Caution!
by Serpentseeker
Summary: High school AU. Naruto turns up to school wrapped in caution tape. Neji finds it a little bit distracting. NaruNeji ONESHOT.


Disclaimer: I own none of these characters.

A/N: This story was written for a friend on Livejournal about a year ago. Also, the school is based on my own school (which is a bit different from an American high school) so if it sounds strange, that's probably why. Also, frozen coke is food of the gods. That is all.

* * *

Thank God for Mufti days. They were God's gift to students. And thank God for giving the school motivation for holding them by means of money. For the fourth time Neji shoved his hand in his pocket to check the money was still there. It was. Thank you again, God. He would have fallen to his knees and praised the deity but he was now fast approaching the school and there were a large number of students milling around and such an action would draw many odd looks and rumours of dubious mental health.

That must be avoided at all costs. He was a Hyuuga. He had a reputation to uphold. Even if it was his family's fault for sending him to a school with a very formal uniform and a large number of snobs.

He absolutely loathed the uniform. As soon as he graduated Neji planned to dispose of it in a very satisfying manner. Perhaps burning - they could have a burning party at Sasuke's house and dance around it like wild Indians. Good thing Sasuke had been moved up into Neji's year because if he hadn't Neji would have to wait an entire year to share the satisfying deed.

Neji entered the school gates, scowling at them as he passed. Evil, imprisoning creatures. They should be burned as well.

Suddenly a loud laugh caught his attention and Neji moved his scowl onto whoever dared to make such a joyful noise in such a soul-sucking place.

Uzumaki. Of course. The blue-eyed blond was walking with only other two blue-eyed blonds that Neji knew in the school. Neji eyed up Ino's legs, mostly left bare by her mini-skirt. Once he reached her exposed midriff, however, he averted his eyes. She needed to eat - her ribs were blatantly showing. Neji turned hopeful eyes on the other blond with Uzumaki but looked no further when he saw the Akatsuki cloak. The best way to deal with the Akatsuki was to avoid them completely.

Uzumaki obviously didn't get the memo.

Although Deidara did have a soft spot for Uzumaki - perhaps because they were both such unique people. Neji finally looked at Uzumaki and promptly stopped dead in his tracks.

The boy was wrapped in caution tape. Some of it was wrapped around his bare torso. His classic orange jacket was slung casually around his shoulders. He was also wearing an extremely short skirt made of caution tape and fishnet stockings. One his feet were blue sandals and he had a strip of caution tape tied around his head, the ends carelessly straggling down his back.

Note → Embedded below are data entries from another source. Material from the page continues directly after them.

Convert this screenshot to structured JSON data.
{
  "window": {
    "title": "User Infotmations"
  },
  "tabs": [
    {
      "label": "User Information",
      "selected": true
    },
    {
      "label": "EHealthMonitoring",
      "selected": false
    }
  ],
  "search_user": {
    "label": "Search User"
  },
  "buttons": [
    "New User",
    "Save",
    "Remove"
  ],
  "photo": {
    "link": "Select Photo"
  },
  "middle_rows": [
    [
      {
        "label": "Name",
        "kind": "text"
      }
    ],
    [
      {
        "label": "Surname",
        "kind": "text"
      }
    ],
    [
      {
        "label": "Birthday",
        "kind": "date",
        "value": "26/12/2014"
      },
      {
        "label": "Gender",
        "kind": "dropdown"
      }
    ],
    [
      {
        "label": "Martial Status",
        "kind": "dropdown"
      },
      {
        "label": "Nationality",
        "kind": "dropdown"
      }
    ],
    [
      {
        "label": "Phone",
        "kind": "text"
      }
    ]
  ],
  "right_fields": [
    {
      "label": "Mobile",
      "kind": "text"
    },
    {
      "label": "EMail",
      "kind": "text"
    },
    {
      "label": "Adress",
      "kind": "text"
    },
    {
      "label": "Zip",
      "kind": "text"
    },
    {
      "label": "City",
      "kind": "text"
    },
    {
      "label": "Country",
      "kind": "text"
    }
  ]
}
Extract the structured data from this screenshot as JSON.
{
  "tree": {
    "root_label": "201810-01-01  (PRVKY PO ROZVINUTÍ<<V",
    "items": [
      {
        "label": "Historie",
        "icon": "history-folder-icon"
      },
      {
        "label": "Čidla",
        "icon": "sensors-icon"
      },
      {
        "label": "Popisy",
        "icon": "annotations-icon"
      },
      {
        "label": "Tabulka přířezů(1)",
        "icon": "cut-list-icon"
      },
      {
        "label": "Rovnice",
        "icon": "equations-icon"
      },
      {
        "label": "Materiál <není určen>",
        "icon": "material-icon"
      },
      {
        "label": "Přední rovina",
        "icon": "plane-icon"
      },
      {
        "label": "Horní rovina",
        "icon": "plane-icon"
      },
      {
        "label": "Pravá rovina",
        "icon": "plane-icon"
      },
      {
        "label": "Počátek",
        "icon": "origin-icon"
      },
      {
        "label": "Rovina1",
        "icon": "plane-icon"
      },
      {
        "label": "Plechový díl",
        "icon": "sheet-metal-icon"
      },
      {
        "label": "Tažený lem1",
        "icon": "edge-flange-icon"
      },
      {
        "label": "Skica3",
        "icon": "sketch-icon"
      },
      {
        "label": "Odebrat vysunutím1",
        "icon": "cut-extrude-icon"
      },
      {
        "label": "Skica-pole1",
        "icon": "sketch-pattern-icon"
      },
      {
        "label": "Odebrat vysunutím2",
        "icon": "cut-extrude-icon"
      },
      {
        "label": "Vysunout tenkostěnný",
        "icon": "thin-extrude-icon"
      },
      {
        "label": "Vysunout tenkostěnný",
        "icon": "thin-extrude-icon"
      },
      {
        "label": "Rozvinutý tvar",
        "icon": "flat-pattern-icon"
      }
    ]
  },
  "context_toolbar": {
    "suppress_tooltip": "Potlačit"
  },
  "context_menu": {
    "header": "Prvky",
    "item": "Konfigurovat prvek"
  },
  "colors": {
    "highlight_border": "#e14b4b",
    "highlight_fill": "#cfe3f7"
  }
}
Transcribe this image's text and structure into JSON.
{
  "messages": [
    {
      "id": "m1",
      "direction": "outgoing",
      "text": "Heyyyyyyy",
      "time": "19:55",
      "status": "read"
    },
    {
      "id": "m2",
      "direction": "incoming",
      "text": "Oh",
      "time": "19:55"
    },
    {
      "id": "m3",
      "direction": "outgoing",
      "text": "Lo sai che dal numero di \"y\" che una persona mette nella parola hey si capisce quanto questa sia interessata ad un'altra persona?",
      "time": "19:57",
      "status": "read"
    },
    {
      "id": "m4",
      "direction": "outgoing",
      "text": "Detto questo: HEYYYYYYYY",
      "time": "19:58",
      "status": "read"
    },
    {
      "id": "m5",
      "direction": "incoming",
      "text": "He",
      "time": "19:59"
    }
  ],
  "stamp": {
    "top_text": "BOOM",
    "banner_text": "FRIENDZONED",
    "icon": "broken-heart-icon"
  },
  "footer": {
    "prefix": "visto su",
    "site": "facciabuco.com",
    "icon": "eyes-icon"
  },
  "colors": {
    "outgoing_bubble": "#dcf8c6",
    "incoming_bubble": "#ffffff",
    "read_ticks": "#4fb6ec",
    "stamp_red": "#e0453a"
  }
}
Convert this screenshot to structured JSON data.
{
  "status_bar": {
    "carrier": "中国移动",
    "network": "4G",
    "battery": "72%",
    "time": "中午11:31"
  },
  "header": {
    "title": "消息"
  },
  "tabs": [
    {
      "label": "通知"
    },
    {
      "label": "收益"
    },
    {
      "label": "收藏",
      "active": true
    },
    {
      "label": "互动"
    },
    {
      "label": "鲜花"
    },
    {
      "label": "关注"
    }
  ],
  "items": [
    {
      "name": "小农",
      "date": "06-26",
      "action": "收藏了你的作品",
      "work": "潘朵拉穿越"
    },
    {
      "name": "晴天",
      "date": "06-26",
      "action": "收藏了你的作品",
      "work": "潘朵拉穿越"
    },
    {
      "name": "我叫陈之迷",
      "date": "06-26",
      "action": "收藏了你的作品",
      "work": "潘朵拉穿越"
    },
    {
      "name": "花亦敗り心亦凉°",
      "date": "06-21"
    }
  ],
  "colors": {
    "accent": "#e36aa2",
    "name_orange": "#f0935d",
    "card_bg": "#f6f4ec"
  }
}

He looked absolutely ridiculous.

However Neji had to admit he had very nice legs. So nice Neji kept staring at them until the trio turned the corner and disappeared.

Shaking his head, Neji continued on his way. Mentally he thanked God yet again for making him a year older than Uzumaki. If Uzumaki was in his classes Neji knew he wouldn't be able to concentrate - he'd be too busy staring.

He managed to put the other boy out of his mind for the rest of the day - until period five, at least. As he walked into the gym his teacher - Gai-sensei - ambushed him.

"Neji! How lovely it is to see you on this fine day! Today will be a great test of endurance and skill and -"

"Uh, that's great, Gai-sensei," Neji mumbled. "I'd better go get changed." Anything to get away from the self-proclaimed 'Beautiful Green Beast of Konoha College'.

"Wonderful! Your enthusiasm shines as bright as a thousand suns! You have truly -

Gai cut himself off when he realised Neji was no longer in front of him. Confused, he looked around and saw Neji scurry into the boys' changing rooms. Misty-eyed he pounced on the next poor soul to walk into the gym.

Ten minutes later the class was sitting on the floor while Gai-sensei paced in front of them.

"I have challenged Kakashi!" he announced. "Today we face his class with a most glorious match of a most noble sport!" His class all looked at him cynically. They had learned quite early on that his opinions of what constituted a noble sport differed enormously from theirs.

"Dodgeball!" he trumpeted and struck a pose not unlike one a comic book superhero would make. Unlike a superhero, however, he wasn't rewarded with cheers and praise; instead he was hit with a chorus of moans. Before he could unleash another tirade, the door flew open and Kakashi slouched in, his class reluctantly trickling in behind him.

"Afternoon, Gai-sensei," Kakashi murmured, his eyes fixed on his ever-present book. He was a stark contrast to Gai who was practically vibrating on the spot with pent-up emotions. Then they suddenly exploded from him in a great rush of words.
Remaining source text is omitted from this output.